Pitcher's double scores 2

Towers gets another loss

June 25, 2005|By Kevin Van Valkenburg | Kevin Van Valkenburg,SUN STAFF

WASHINGTON - So many things already have gone right this season for the Nationals, it's been somewhat perplexing at times how little of that good fortune has touched pitcher Esteban Loaiza.

In 15 starts this year, Loaiza - who was signed in the offseason after he struggled miserably with the New York Yankees - has been solid, and at times, stellar.

Coming into last night's game against the Toronto Blue Jays, a 3-0 Washington victory, he'd given up three runs or fewer in 11 of his starts. But thanks to the fourth-worst run support in the National League (2.55 runs a game) he'd left the game with the lead just three times.

And so it was fitting, perhaps, that Loaiza put the game squarely on his own broad shoulders, delivering not just with his arm this time, but also with his bat. Loaiza pitched six scoreless innings against Toronto and drove in two runs in the second inning with a two-out double, leading Washington to victory in front of 36,689 at RFK Stadium.

"I'm sure glad we had his bat in the lineup tonight," Nationals manager Frank Robinson said jokingly.

The victory was the 11th straight at home for the Nationals, and it was capped off by Chad Cordero, who pitched a scoreless ninth inning to record his major-league-leading 24th save.

The game also featured a surprise appearance by President Bush, who watched the Washington team for the first time since opening night.

Bush was joined by Secretary of State Condoleezza Rice, brother Marvin Bush and the president's nominee as U.S. ambassador to France, Craig Stapleton - a Bush cousin by marriage. They appeared in the front row of an open, mezzanine-level box along the third base line.

Loaiza, who hadn't pitched since June 13 because of neck stiffness, wasn't overpowering. Toronto scratched out six hits and a walk, but the Blue Jays rarely hit the ball hard and fell behind in the count often.

Of Loaiza's 93 pitches, 62 were strikes. He also struck out five and walked one.

"He had real good stuff," Robinson said. "I don't know why, but for whatever reason, it seems like whenever he's out there, our guys don't hit. If he hadn't hit that double, it would have been a real battle."

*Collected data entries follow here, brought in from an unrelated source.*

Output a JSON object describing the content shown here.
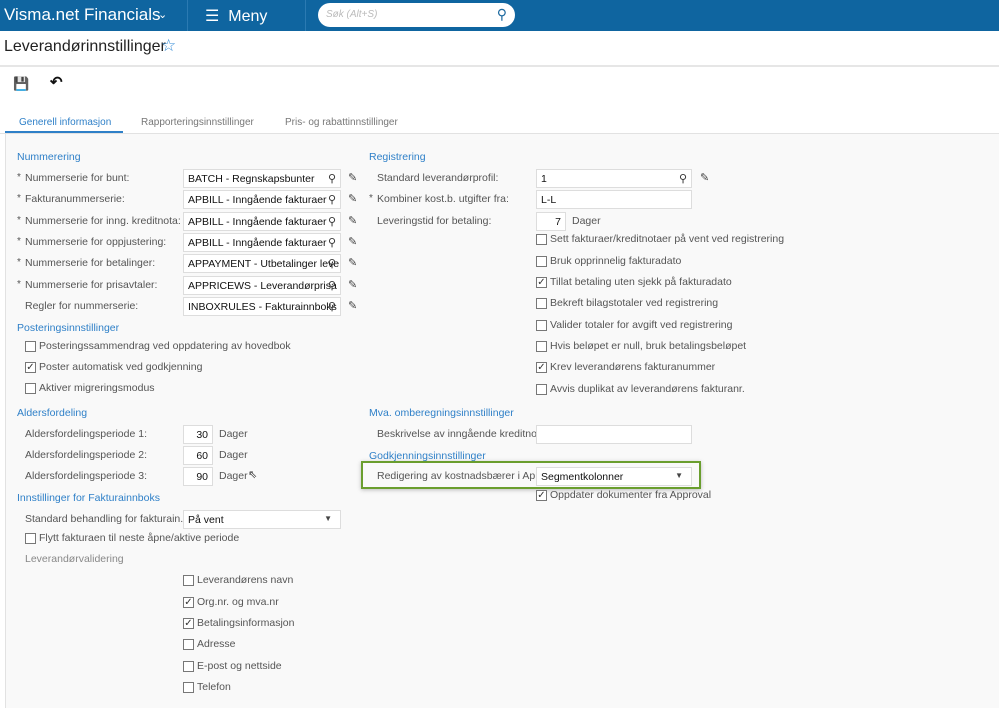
{
  "topbar": {
    "brand": "Visma.net Financials",
    "menu": "Meny",
    "search_placeholder": "Søk (Alt+S)"
  },
  "page": {
    "title": "Leverandørinnstillinger"
  },
  "tabs": [
    {
      "label": "Generell informasjon",
      "active": true
    },
    {
      "label": "Rapporteringsinnstillinger"
    },
    {
      "label": "Pris- og rabattinnstillinger"
    }
  ],
  "left": {
    "nummerering": {
      "title": "Nummerering",
      "rows": [
        {
          "label": "Nummerserie for bunt:",
          "required": true,
          "value": "BATCH - Regnskapsbunter"
        },
        {
          "label": "Fakturanummerserie:",
          "required": true,
          "value": "APBILL - Inngående fakturaer"
        },
        {
          "label": "Nummerserie for inng. kreditnota:",
          "required": true,
          "value": "APBILL - Inngående fakturaer"
        },
        {
          "label": "Nummerserie for oppjustering:",
          "required": true,
          "value": "APBILL - Inngående fakturaer"
        },
        {
          "label": "Nummerserie for betalinger:",
          "required": true,
          "value": "APPAYMENT - Utbetalinger leve"
        },
        {
          "label": "Nummerserie for prisavtaler:",
          "required": true,
          "value": "APPRICEWS - Leverandørprisa"
        },
        {
          "label": "Regler for nummerserie:",
          "required": false,
          "value": "INBOXRULES - Fakturainnboks"
        }
      ]
    },
    "postering": {
      "title": "Posteringsinnstillinger",
      "checks": [
        {
          "label": "Posteringssammendrag ved oppdatering av hovedbok",
          "checked": false
        },
        {
          "label": "Poster automatisk ved godkjenning",
          "checked": true
        },
        {
          "label": "Aktiver migreringsmodus",
          "checked": false
        }
      ]
    },
    "aldersfordeling": {
      "title": "Aldersfordeling",
      "unit": "Dager",
      "rows": [
        {
          "label": "Aldersfordelingsperiode 1:",
          "value": "30"
        },
        {
          "label": "Aldersfordelingsperiode 2:",
          "value": "60"
        },
        {
          "label": "Aldersfordelingsperiode 3:",
          "value": "90"
        }
      ]
    },
    "innboks": {
      "title": "Innstillinger for Fakturainnboks",
      "std_label": "Standard behandling for fakturain...",
      "std_value": "På vent",
      "move": {
        "label": "Flytt fakturaen til neste åpne/aktive periode",
        "checked": false
      },
      "validering_label": "Leverandørvalidering",
      "checks": [
        {
          "label": "Leverandørens navn",
          "checked": false
        },
        {
          "label": "Org.nr. og mva.nr",
          "checked": true
        },
        {
          "label": "Betalingsinformasjon",
          "checked": true
        },
        {
          "label": "Adresse",
          "checked": false
        },
        {
          "label": "E-post og nettside",
          "checked": false
        },
        {
          "label": "Telefon",
          "checked": false
        }
      ]
    }
  },
  "right": {
    "registrering": {
      "title": "Registrering",
      "profil": {
        "label": "Standard leverandørprofil:",
        "value": "1"
      },
      "kombiner": {
        "label": "Kombiner kost.b. utgifter fra:",
        "value": "L-L"
      },
      "levtid": {
        "label": "Leveringstid for betaling:",
        "value": "7",
        "unit": "Dager"
      },
      "checks": [
        {
          "label": "Sett fakturaer/kreditnotaer på vent ved registrering",
          "checked": false
        },
        {
          "label": "Bruk opprinnelig fakturadato",
          "checked": false
        },
        {
          "label": "Tillat betaling uten sjekk på fakturadato",
          "checked": true
        },
        {
          "label": "Bekreft bilagstotaler ved registrering",
          "checked": false
        },
        {
          "label": "Valider totaler for avgift ved registrering",
          "checked": false
        },
        {
          "label": "Hvis beløpet er null, bruk betalingsbeløpet",
          "checked": false
        },
        {
          "label": "Krev leverandørens fakturanummer",
          "checked": true
        },
        {
          "label": "Avvis duplikat av leverandørens fakturanr.",
          "checked": false
        }
      ]
    },
    "mva": {
      "title": "Mva. omberegningsinnstillinger",
      "beskrivelse_label": "Beskrivelse av inngående kreditno...",
      "beskrivelse_value": ""
    },
    "godkjenning": {
      "title": "Godkjenningsinnstillinger",
      "redigering_label": "Redigering av kostnadsbærer i Ap...",
      "redigering_value": "Segmentkolonner",
      "oppdater": {
        "label": "Oppdater dokumenter fra Approval",
        "checked": true
      }
    }
  }
}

With the victory, Loaiza passed Ismael Valdez for second place on the list for most career victories by a Mexican-born pitcher with 102. Former Dodgers pitcher Fernando Valenzuela is the country's all-time leader with 172.

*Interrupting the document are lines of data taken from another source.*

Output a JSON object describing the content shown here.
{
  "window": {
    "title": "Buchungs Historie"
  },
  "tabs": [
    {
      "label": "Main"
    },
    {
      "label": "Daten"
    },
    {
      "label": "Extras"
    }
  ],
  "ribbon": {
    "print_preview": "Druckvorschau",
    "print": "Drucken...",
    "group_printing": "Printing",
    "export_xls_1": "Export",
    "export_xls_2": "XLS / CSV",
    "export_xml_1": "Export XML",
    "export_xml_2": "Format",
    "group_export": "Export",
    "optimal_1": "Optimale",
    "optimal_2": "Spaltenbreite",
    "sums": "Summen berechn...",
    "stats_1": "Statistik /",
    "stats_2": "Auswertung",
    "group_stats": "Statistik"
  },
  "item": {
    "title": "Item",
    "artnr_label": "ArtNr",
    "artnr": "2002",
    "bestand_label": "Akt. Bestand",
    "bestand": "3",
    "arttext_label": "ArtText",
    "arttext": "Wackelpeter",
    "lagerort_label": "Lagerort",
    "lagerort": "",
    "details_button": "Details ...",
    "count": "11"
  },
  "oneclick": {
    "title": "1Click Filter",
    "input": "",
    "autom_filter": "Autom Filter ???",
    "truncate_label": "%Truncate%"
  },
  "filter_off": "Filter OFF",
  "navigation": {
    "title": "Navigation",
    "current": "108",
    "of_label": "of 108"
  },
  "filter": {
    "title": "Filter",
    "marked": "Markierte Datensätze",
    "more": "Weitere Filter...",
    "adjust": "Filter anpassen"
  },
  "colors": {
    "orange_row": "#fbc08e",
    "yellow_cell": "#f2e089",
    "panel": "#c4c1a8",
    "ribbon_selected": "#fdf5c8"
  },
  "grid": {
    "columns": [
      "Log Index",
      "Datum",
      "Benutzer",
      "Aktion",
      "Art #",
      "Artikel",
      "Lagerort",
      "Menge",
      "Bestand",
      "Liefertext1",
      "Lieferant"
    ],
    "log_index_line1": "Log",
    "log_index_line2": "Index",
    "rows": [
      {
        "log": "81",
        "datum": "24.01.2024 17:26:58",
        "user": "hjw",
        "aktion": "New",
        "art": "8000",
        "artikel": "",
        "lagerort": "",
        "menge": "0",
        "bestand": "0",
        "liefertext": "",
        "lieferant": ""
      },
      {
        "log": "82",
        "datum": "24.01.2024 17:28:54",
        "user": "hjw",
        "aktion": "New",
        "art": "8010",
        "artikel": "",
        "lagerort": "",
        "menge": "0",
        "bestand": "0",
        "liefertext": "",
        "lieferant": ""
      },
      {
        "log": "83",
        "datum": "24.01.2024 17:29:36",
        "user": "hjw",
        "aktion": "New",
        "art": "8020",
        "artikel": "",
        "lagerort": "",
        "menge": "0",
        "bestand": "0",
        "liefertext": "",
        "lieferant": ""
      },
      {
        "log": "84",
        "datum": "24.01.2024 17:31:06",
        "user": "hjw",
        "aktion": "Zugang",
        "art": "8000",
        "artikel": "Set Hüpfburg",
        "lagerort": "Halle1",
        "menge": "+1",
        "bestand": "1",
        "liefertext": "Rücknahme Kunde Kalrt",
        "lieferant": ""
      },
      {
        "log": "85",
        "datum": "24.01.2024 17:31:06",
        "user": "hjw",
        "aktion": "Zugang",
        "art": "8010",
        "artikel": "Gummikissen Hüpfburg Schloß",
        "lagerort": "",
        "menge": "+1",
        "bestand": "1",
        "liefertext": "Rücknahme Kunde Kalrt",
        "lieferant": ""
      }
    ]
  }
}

"That gives me goose bumps, just hearing you tell me that," Loaiza said. "That really surprises me. I remember watching Fernando when he was pitching with the Dodgers. He's a very big idol to the people of Mexico."

The Nationals, who led the NL East by just 1 1/2 games when they began a nine-game road trip on June 13 , now hold a four-game lead over Atlanta.

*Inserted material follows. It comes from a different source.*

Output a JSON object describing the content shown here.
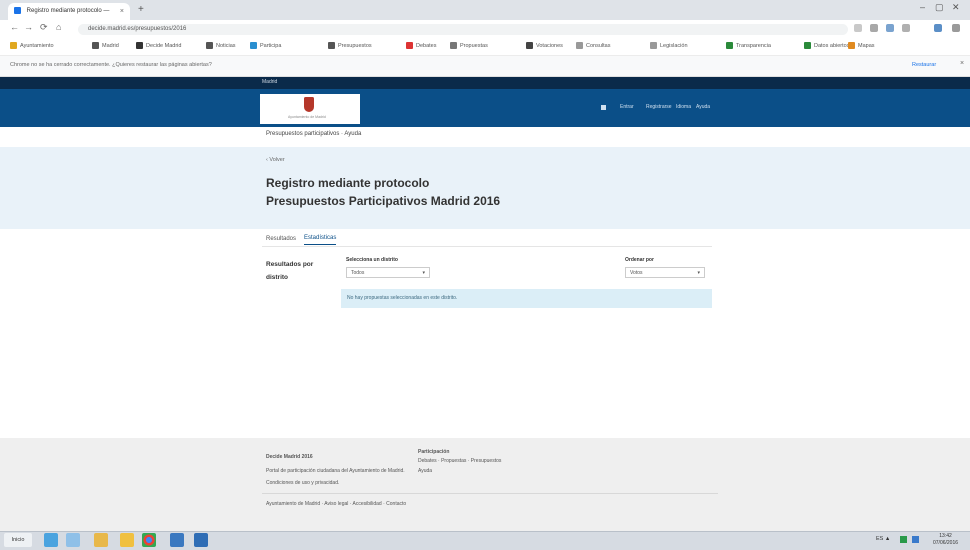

Loaiza gave his teammates all the runs they would need in the second inning, driving a slider out over the plate to the left-field wall off former Orioles pitcher Josh Towers, scoring Vinny Castilla and Junior Spivey for a 2-0 lead.

Towers (5-7) was charged with the loss, the sixth in his past seven starts.

The Associated Press contributed to this article.